The WHO and the AJCC both recommend substaging of T1 UC, however without a specific method to be used. Similarly, the recent ISUP consensus report acknowledges the value of T1 substaging and advocates its reporting in routine pathology but also does not make a recommendation concerning the method to be used due to lack of consensus [33]. In our study, we could find anatomical landmark–based substaging to be superior and failed to show association with recurrence or progression for micrometric-based substaging methods. Nonetheless, we think that reporting extensiveness additionally to depth of invasion can help in clinical decision-making but potential limitations and shortcomings should be communicated.

Noteworthy limitations of this study are a comparably low case number of 79 patients spanning a time period from 2000 to 2020 and the retrospective design. During these 20 years, management of patients with urothelial cancer changed of course, potentially influencing outcome. However, this cohort consists only of patients who had TURB and consecutive BCG treatment. We also do not have data on distant metastasis, and cancer-specific death occurred only once during our follow-up period of 3 years, making it impossible to draw conclusion concerning risk for metastasis or cancer-specific survival.

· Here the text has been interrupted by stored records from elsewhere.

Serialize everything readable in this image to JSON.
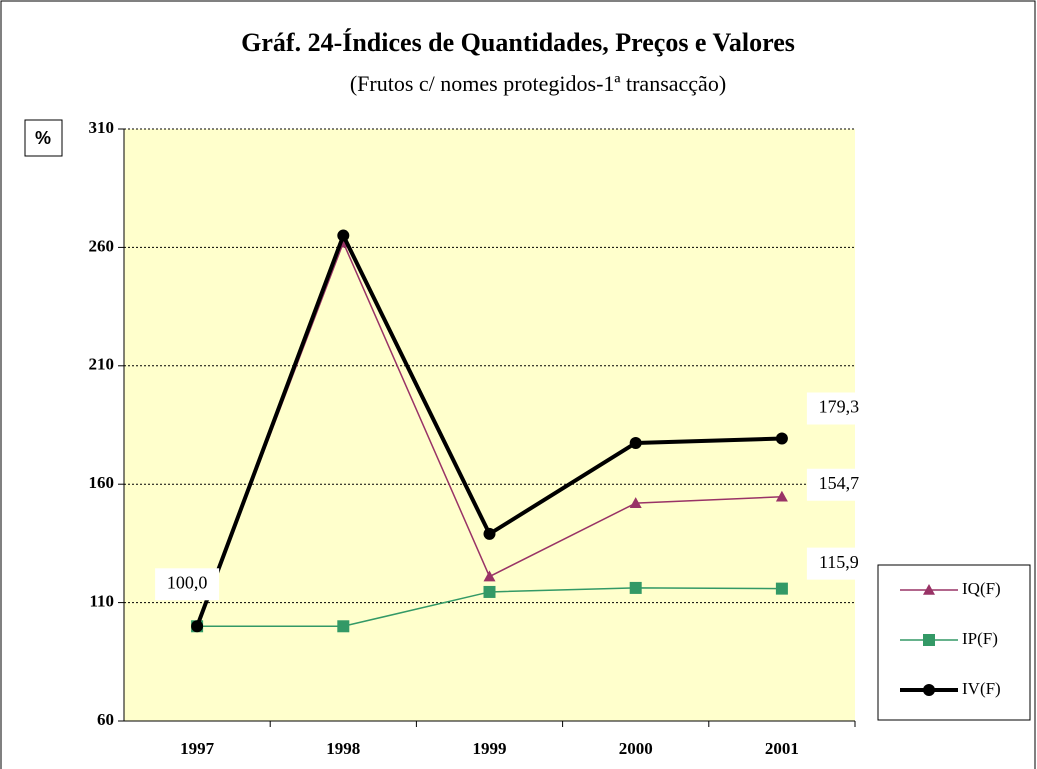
{
  "chart_data": {
    "type": "line",
    "title": "Gráf. 24-Índices de Quantidades, Preços e Valores",
    "subtitle": "(Frutos c/ nomes protegidos-1ª  transacção)",
    "y_label": "%",
    "categories": [
      "1997",
      "1998",
      "1999",
      "2000",
      "2001"
    ],
    "series": [
      {
        "name": "IQ(F)",
        "color": "#993366",
        "marker": "triangle",
        "values": [
          100,
          262,
          121,
          152,
          154.7
        ],
        "value_labels": [
          null,
          null,
          null,
          null,
          "154,7"
        ]
      },
      {
        "name": "IP(F)",
        "color": "#339966",
        "marker": "square",
        "values": [
          100,
          100,
          114.5,
          116.2,
          115.9
        ],
        "value_labels": [
          null,
          null,
          null,
          null,
          "115,9"
        ]
      },
      {
        "name": "IV(F)",
        "color": "#000000",
        "marker": "circle",
        "values": [
          100,
          265,
          139,
          177.4,
          179.3
        ],
        "value_labels": [
          "100,0",
          null,
          null,
          null,
          "179,3"
        ]
      }
    ],
    "ylim": [
      60,
      310
    ],
    "yticks": [
      60,
      110,
      160,
      210,
      260,
      310
    ],
    "grid": true,
    "legend": "lower right"
  }
}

Lastly, it must be noted that all our cases were high-grade according to WHO grading. This is in line with the expected low incidence [34]. Together with the reported non-association with outcome, this might be a hint that this grading is probably not useful in the setting of invasive UC [34].

Conclusion

In this investigation, no classification system could consistently reproduce its significance for recurrence, and only anatomical landmark–based substaging showed prognostic value for T2 progression. Additionally, all systems suffer shortcomings in reproducibility and, to varying degrees, applicability in everyday practice. This is mostly due to the inherent problem of tissue fragmentation and concomitant lack of orientation associated with conventional TURB resection. En bloc resection might be an alternative approach, retaining tumor integrity, thereby improving pathology work-up and concomitantly the assessment of invasion extent–based T1 substaging systems. Future studies investigating invasion extent–based substaging and its prognostic value in en bloc resection specimen are needed to elucidate this hypothesis, which might lead to a more robust histopathology-based substaging system improving patient management and outcome. Nonetheless, until that day, despite all potential shortcomings, we think that reporting of extensiveness and depth of invasion can help in clinical decision-making and should not be omitted but caveats must be communicated.